Relapsed multiple myeloma: who benefits from salvage autografts?
Multiple myeloma is incurable despite the advance of autologous stem cell transplant (ASCT) and novel agents (thalidomide, bortezomib, lenalidomide). The role of ASCT as salvage therapy in relapsed myeloma remains unclear.
To identify and refine the predictors of survival following salvage ASCT for relapsed multiple myeloma, so that they can be applied clinically for patient selection.
Retrospective review of patients treated salvage ASCT for relapsed myeloma at our centre from 1992 to 2011.

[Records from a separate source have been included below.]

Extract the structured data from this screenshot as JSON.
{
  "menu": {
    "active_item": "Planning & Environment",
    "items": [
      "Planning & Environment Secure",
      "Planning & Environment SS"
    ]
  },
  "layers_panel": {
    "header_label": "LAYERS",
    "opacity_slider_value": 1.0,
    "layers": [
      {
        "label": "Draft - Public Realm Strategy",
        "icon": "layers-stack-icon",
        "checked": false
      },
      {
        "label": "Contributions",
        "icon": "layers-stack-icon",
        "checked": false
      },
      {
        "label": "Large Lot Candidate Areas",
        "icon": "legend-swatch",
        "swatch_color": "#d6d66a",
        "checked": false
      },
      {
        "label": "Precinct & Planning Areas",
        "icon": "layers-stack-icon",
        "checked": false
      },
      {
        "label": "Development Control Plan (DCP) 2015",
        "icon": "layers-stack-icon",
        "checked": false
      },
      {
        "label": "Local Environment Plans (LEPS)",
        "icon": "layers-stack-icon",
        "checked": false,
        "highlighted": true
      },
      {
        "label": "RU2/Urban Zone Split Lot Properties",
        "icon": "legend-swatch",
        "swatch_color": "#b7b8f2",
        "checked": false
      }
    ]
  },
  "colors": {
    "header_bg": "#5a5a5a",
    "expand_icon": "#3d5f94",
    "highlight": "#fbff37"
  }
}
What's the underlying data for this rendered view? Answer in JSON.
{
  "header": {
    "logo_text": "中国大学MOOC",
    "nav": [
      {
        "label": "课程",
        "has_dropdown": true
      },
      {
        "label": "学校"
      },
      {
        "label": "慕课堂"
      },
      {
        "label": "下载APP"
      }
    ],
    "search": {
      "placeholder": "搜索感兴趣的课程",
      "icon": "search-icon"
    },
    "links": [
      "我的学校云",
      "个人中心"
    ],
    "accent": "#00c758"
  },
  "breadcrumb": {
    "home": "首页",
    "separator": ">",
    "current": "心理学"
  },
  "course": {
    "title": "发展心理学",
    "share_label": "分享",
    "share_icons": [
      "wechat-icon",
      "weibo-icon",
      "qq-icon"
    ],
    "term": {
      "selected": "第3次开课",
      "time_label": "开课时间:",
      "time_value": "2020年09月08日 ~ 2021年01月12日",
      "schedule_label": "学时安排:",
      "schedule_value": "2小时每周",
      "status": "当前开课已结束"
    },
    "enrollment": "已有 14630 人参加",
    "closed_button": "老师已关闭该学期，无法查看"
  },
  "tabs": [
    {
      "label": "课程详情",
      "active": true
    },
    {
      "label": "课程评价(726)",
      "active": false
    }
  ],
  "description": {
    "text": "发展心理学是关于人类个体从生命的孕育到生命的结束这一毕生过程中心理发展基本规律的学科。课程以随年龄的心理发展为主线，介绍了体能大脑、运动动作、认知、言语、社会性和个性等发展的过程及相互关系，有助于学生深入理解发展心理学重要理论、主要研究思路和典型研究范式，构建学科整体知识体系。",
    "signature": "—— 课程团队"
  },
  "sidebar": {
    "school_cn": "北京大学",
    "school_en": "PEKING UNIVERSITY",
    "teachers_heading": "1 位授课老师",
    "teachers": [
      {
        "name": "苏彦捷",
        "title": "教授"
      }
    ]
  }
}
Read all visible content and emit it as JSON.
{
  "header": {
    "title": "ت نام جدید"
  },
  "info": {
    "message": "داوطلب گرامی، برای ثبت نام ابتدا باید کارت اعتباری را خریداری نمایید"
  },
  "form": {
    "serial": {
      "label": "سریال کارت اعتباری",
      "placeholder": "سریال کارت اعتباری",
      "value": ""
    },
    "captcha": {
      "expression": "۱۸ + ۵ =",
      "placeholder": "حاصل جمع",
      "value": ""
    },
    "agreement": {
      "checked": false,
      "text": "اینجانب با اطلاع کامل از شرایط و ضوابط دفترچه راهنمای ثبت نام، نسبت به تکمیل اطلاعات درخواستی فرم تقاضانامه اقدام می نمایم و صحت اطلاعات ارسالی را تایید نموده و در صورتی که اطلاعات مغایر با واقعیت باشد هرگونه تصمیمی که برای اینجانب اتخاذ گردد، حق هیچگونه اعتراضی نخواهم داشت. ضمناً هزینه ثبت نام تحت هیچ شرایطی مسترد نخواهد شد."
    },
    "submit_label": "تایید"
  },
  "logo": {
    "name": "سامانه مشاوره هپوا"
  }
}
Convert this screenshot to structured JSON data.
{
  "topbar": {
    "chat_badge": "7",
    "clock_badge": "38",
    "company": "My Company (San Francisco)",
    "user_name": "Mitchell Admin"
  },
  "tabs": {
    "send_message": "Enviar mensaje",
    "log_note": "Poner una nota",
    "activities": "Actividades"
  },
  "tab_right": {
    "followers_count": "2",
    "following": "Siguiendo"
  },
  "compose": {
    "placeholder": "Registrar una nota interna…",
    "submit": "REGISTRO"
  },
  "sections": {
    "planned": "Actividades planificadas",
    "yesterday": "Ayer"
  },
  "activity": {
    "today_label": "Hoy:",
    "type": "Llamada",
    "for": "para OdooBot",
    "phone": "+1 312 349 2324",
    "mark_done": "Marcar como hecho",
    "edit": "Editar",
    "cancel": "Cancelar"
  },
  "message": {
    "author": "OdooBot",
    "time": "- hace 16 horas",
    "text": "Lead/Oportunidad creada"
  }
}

Following an initial ASCT at diagnosis, 30 patients underwent salvage ASCT for subsequent relapse, with the median time to first relapse/progression being 30.2 months. All patients received reinduction, then melphalan‐based conditioning with salvage ASCT. Non‐relapse mortality at 100 days following salvage ASCT was 3%. The median overall survival and progression‐free survival following salvage ASCT were 45 and 22 months respectively. The progression‐free interval (PFI) after initial ASCT predicted survival outcomes in a time‐dependent manner. With PFI following initial ASCT of <18, 18–36 and ≥36 months, the median progression‐free survival following salvage ASCT was 4.2, 13.8 and 49.1 months respectively (P < 0.0001). The median overall survival was 10.7, 30.9 and 86.1 months respectively (P < 0.0001).
Salvage ASCT is an effective and safe treatment option in selected patients and should be considered in patients relapsing ≥36 months after their initial ASCT. The time‐dependent relationship between PFI and salvage ASCT outcome is important when stratifying patient groups who may benefit from this procedure.